Na marginesie - operatorzy satelitów dostają bardziej szczegółowe informacje o położeniu niż publikuje taki spacetrack, zespół ArduSata zapewne wiedziałby więcej. Czy mogli by się taką wiedzą podzielić? Czy też ITAR, albo co...
Napiszę jeszcze, że nie mam jakiegoś wielkiego doświadczenia w programowaniu mikroprocesorów, a w programowaniu płytek arduino nie mam żadnego. Ale z tych doświadczeń które mam mogę stwierdzić że takie projekty, zwłaszcza w dziedzinie space, kiedy bardzo ważne jest by program działał niezawodnie "za pierwszym razem" to zawsze znacznie większe przedsięwzięcie niż się na początku wydaje. Dlatego myślę, że trzeba od początku sobie zdawać sprawę że jak będziemy robić kilka ambitnych projektów naraz to może nic z tego nie wyjść. Do tego trzeba masę czasu poświęcić na testowanie oprogramowania, co też zajmuje bardzo dużo czasu, a do tego trzeba wiedzieć jak się do tego zabrać.

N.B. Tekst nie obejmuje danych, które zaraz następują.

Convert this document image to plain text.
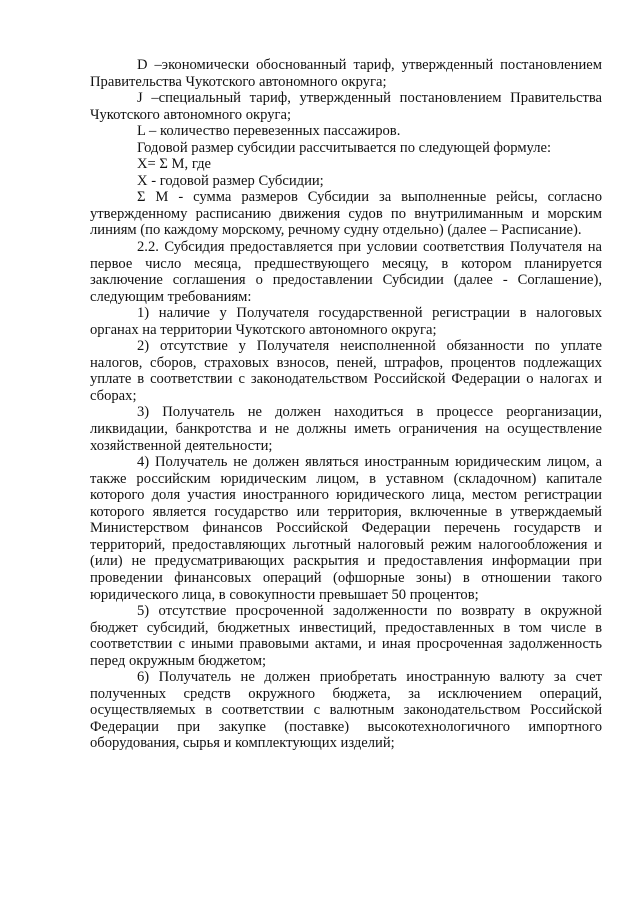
D –экономически обоснованный тариф, утвержденный постановлением Правительства Чукотского автономного округа;

J –специальный тариф, утвержденный постановлением Правительства Чукотского автономного округа;

L – количество перевезенных пассажиров.

Годовой размер субсидии рассчитывается по следующей формуле:

X= Σ M, где

X - годовой размер Субсидии;

Σ M - сумма размеров Субсидии за выполненные рейсы, согласно утвержденному расписанию движения судов по внутрилиманным и морским линиям (по каждому морскому, речному судну отдельно) (далее – Расписание).

2.2. Субсидия предоставляется при условии соответствия Получателя на первое число месяца, предшествующего месяцу, в котором планируется заключение соглашения о предоставлении Субсидии (далее - Соглашение), следующим требованиям:

1) наличие у Получателя государственной регистрации в налоговых органах на территории Чукотского автономного округа;

2) отсутствие у Получателя неисполненной обязанности по уплате налогов, сборов, страховых взносов, пеней, штрафов, процентов подлежащих уплате в соответствии с законодательством Российской Федерации о налогах и сборах;

3) Получатель не должен находиться в процессе реорганизации, ликвидации, банкротства и не должны иметь ограничения на осуществление хозяйственной деятельности;

4) Получатель не должен являться иностранным юридическим лицом, а также российским юридическим лицом, в уставном (складочном) капитале которого доля участия иностранного юридического лица, местом регистрации которого является государство или территория, включенные в утверждаемый Министерством финансов Российской Федерации перечень государств и территорий, предоставляющих льготный налоговый режим налогообложения и (или) не предусматривающих раскрытия и предоставления информации при проведении финансовых операций (офшорные зоны) в отношении такого юридического лица, в совокупности превышает 50 процентов;

5) отсутствие просроченной задолженности по возврату в окружной бюджет субсидий, бюджетных инвестиций, предоставленных в том числе в соответствии с иными правовыми актами, и иная просроченная задолженность перед окружным бюджетом;

6) Получатель не должен приобретать иностранную валюту за счет полученных средств окружного бюджета, за исключением операций, осуществляемых в соответствии с валютным законодательством Российской Федерации при закупке (поставке) высокотехнологичного импортного оборудования, сырья и комплектующих изделий;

Tu się pojawia też kwestia tego co zostanie udostępnione, gołe arduino czy jakiś tam front-end. Przy tym drugim zapewne można by sobie pozwolić na więcej.
Jak widzisz wlasny zespol?
Chcac nie chcąc dołączam się do pytania.
Tak myślę czy nie przyda się nam czasem jakaś szybsza forma komunikacji? Można by się zmawiać na jakieś wideo-konferencje .
Ech, tam windows, tutaj już widzę kamera, mikrofon, pewnie jeszcze jakieś zakupy będą... Drogi ten ArduSat.